Sunday, June 5, 2011

Court upholds Arizona's Anti-Immigrant "Employer Sanction" Law

By Paul Teitelbaum
Tucson, Ariz.
Published Jun 2, 2011 9:33 PM


The U.S. Supreme Court ruled May 26 in favor of the Arizona law that forces all employers to check a government-run database to determine if a person is “authorized” to work. The law was signed in July 2007 by then Arizona Gov. Janet Napolitano and went into effect on Jan. 1, 2008. The misnamed “Employer Sanctions” bill is in reality an attack on workers since it criminalizes the fundamental right of a person to seek work.

The vast majority of humankind has no other way to survive than to sell his or her labor power for wages. We are forced, out of necessity, to do whatever it takes to find a boss who will purchase our labor power — someone who will pay us to work. For immigrant workers, this necessity may force them to make a dangerous journey of hundreds of miles or more, often involving a trek through unknown and harsh terrain. This vulnerable sector of workers, demonized and vilified by the corporate press, is forced by this law to show documents to a boss before being granted the right to work.

The boss takes the documents supplied by the worker and checks them against the federal government’s E-Verify database to see if the Social Security number matches an entry in the database. If the SSN isn’t in the database, the employer receives a “no-match” letter stating that the SSN could not be found.
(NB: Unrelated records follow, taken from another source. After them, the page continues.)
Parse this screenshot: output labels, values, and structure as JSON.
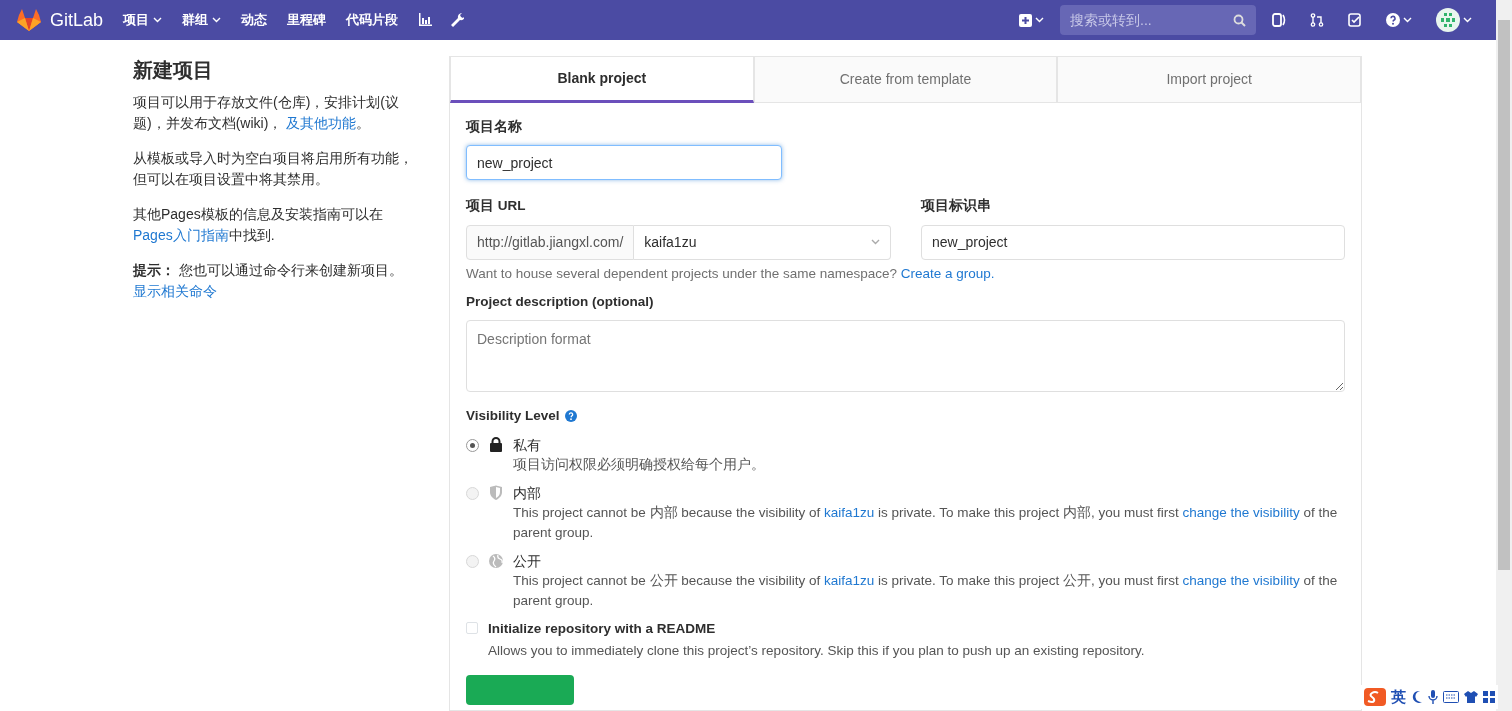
{
  "navbar": {
    "brand": "GitLab",
    "menu": [
      {
        "label": "项目",
        "dropdown": true
      },
      {
        "label": "群组",
        "dropdown": true
      },
      {
        "label": "动态",
        "dropdown": false
      },
      {
        "label": "里程碑",
        "dropdown": false
      },
      {
        "label": "代码片段",
        "dropdown": false
      }
    ],
    "search_placeholder": "搜索或转到..."
  },
  "sidebar": {
    "title": "新建项目",
    "paragraphs": [
      [
        {
          "kind": "text",
          "text": "项目可以用于存放文件(仓库)，安排计划(议题)，并发布文档(wiki)， "
        },
        {
          "kind": "link",
          "text": "及其他功能"
        },
        {
          "kind": "text",
          "text": "。"
        }
      ],
      [
        {
          "kind": "text",
          "text": "从模板或导入时为空白项目将启用所有功能，但可以在项目设置中将其禁用。"
        }
      ],
      [
        {
          "kind": "text",
          "text": "其他Pages模板的信息及安装指南可以在"
        },
        {
          "kind": "link",
          "text": "Pages入门指南"
        },
        {
          "kind": "text",
          "text": "中找到."
        }
      ],
      [
        {
          "kind": "bold",
          "text": "提示："
        },
        {
          "kind": "text",
          "text": " 您也可以通过命令行来创建新项目。 "
        },
        {
          "kind": "link",
          "text": "显示相关命令"
        }
      ]
    ]
  },
  "tabs": [
    {
      "label": "Blank project",
      "selected": true
    },
    {
      "label": "Create from template",
      "selected": false
    },
    {
      "label": "Import project",
      "selected": false
    }
  ],
  "form": {
    "name_label": "项目名称",
    "name_value": "new_project",
    "url_label": "项目 URL",
    "url_prefix": "http://gitlab.jiangxl.com/",
    "namespace": "kaifa1zu",
    "slug_label": "项目标识串",
    "slug_value": "new_project",
    "group_hint": [
      {
        "kind": "text",
        "text": "Want to house several dependent projects under the same namespace? "
      },
      {
        "kind": "link",
        "text": "Create a group."
      }
    ],
    "description_label": "Project description (optional)",
    "description_placeholder": "Description format",
    "visibility_label": "Visibility Level",
    "visibility_options": [
      {
        "kind": "private",
        "label": "私有",
        "selected": true,
        "disabled": false,
        "description": [
          {
            "kind": "text",
            "text": "项目访问权限必须明确授权给每个用户。"
          }
        ]
      },
      {
        "kind": "internal",
        "label": "内部",
        "selected": false,
        "disabled": true,
        "description": [
          {
            "kind": "text",
            "text": "This project cannot be 内部 because the visibility of "
          },
          {
            "kind": "link",
            "text": "kaifa1zu"
          },
          {
            "kind": "text",
            "text": " is private. To make this project 内部, you must first "
          },
          {
            "kind": "link",
            "text": "change the visibility"
          },
          {
            "kind": "text",
            "text": " of the parent group."
          }
        ]
      },
      {
        "kind": "public",
        "label": "公开",
        "selected": false,
        "disabled": true,
        "description": [
          {
            "kind": "text",
            "text": "This project cannot be 公开 because the visibility of "
          },
          {
            "kind": "link",
            "text": "kaifa1zu"
          },
          {
            "kind": "text",
            "text": " is private. To make this project 公开, you must first "
          },
          {
            "kind": "link",
            "text": "change the visibility"
          },
          {
            "kind": "text",
            "text": " of the parent group."
          }
        ]
      }
    ],
    "readme": {
      "label": "Initialize repository with a README",
      "hint": "Allows you to immediately clone this project’s repository. Skip this if you plan to push up an existing repository.",
      "checked": false
    }
  },
  "ime": {
    "label": "英"
  }
}
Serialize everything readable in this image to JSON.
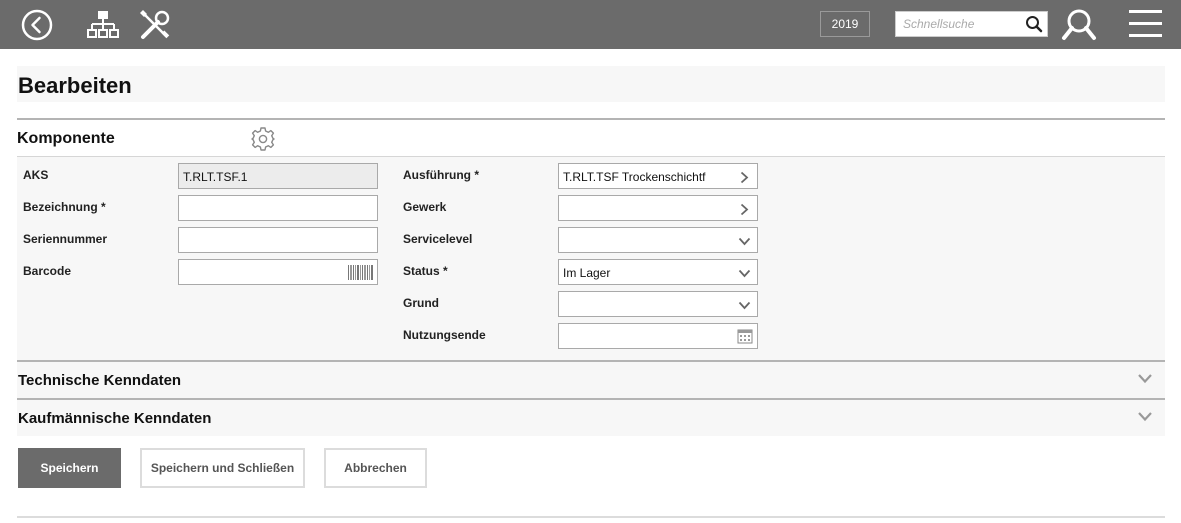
{
  "topbar": {
    "year": "2019",
    "search_placeholder": "Schnellsuche",
    "icons": [
      "back-circle-icon",
      "hierarchy-icon",
      "tools-icon",
      "search-icon",
      "advanced-search-icon",
      "menu-icon"
    ]
  },
  "page": {
    "title": "Bearbeiten"
  },
  "komponente": {
    "title": "Komponente",
    "fields_left": [
      {
        "label": "AKS",
        "value": "T.RLT.TSF.1"
      },
      {
        "label": "Bezeichnung *",
        "value": ""
      },
      {
        "label": "Seriennummer",
        "value": ""
      },
      {
        "label": "Barcode",
        "value": ""
      }
    ],
    "fields_right": [
      {
        "label": "Ausführung *",
        "value": "T.RLT.TSF Trockenschichtf"
      },
      {
        "label": "Gewerk",
        "value": ""
      },
      {
        "label": "Servicelevel",
        "value": ""
      },
      {
        "label": "Status *",
        "value": "Im Lager"
      },
      {
        "label": "Grund",
        "value": ""
      },
      {
        "label": "Nutzungsende",
        "value": ""
      }
    ]
  },
  "sections": {
    "technische": "Technische Kenndaten",
    "kaufmaennische": "Kaufmännische Kenndaten"
  },
  "buttons": {
    "save": "Speichern",
    "save_close": "Speichern und Schließen",
    "cancel": "Abbrechen"
  },
  "colors": {
    "topbar": "#6b6b6b",
    "panel": "#f7f7f7",
    "primary_button": "#6b6b6b"
  }
}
The no-match letter does not present any real danger to the employer. In fact, the bosses use the threat of this E-Verify “no-match” letter and employer sanctions as another way to harass and intimidate immigrant workers, who may demand a decent wage or complain about intolerable working conditions.

If workers make up Social Security numbers for the sole purpose of getting a job, they are charged under Arizona’s Employer Sanctions law with identity theft, which is a felony. This shows how the law is really aimed at the workers.

The Employer Sanctions law is meaningless to Immigration and Customs Enforcement. Since the law’s inception in 2007 and the forced use of the E-Verify database, workplace raids by ICE have increased without regard to whether or not the targeted employer complied with E-Verify.

The result is heavily armed SWAT teams terrorizing workers with automatic weapons, rounding them up, placing them in chains and carting them off to detention centers. Families and communities are ripped apart. But the bosses are back in business the next day unscathed.

‘Burdensome’ discrimination

The database itself is considered flawed by many. It was judged unreliable in July 2006 by the right-wing Heritage Foundation. On Feb. 25, 2010, the Wall Street Journal noted that a study commissioned by the Department of Homeland Security showed that the database had an inaccuracy rate of about 54 percent. On May 7 the National Immigration Law Center issued a critique of E-Verify with quotes from employers bemoaning its poor reliability and accuracy.

Many businesses in Arizona oppose the Employer Sanctions law and see it as too burdensome. These bosses still want cheap sources of labor power. They prefer a “guest worker” program, in which workers are delivered by the state when needed and disposed of when no longer needed. Guest workers would have no rights, could not organize a union and would be at the complete mercy of the bosses.

By letting the Arizona law stand, the Supreme Court has given the green light to other states to follow suit. As with other racist, anti-immigrant laws like SB1070, they are hatched here in Arizona, and if successful, other states are ready to enact copycat legislation.

The capitalist courts don’t determine the final outcome, however. It is the determination of the people in the struggle that makes the difference. Although the Supreme Court may have ruled in favor of this law, we oppose it and will fight against it and all other racist, repressive anti-immigrant legislation that spews forth in Arizona, Georgia, Utah or anywhere else.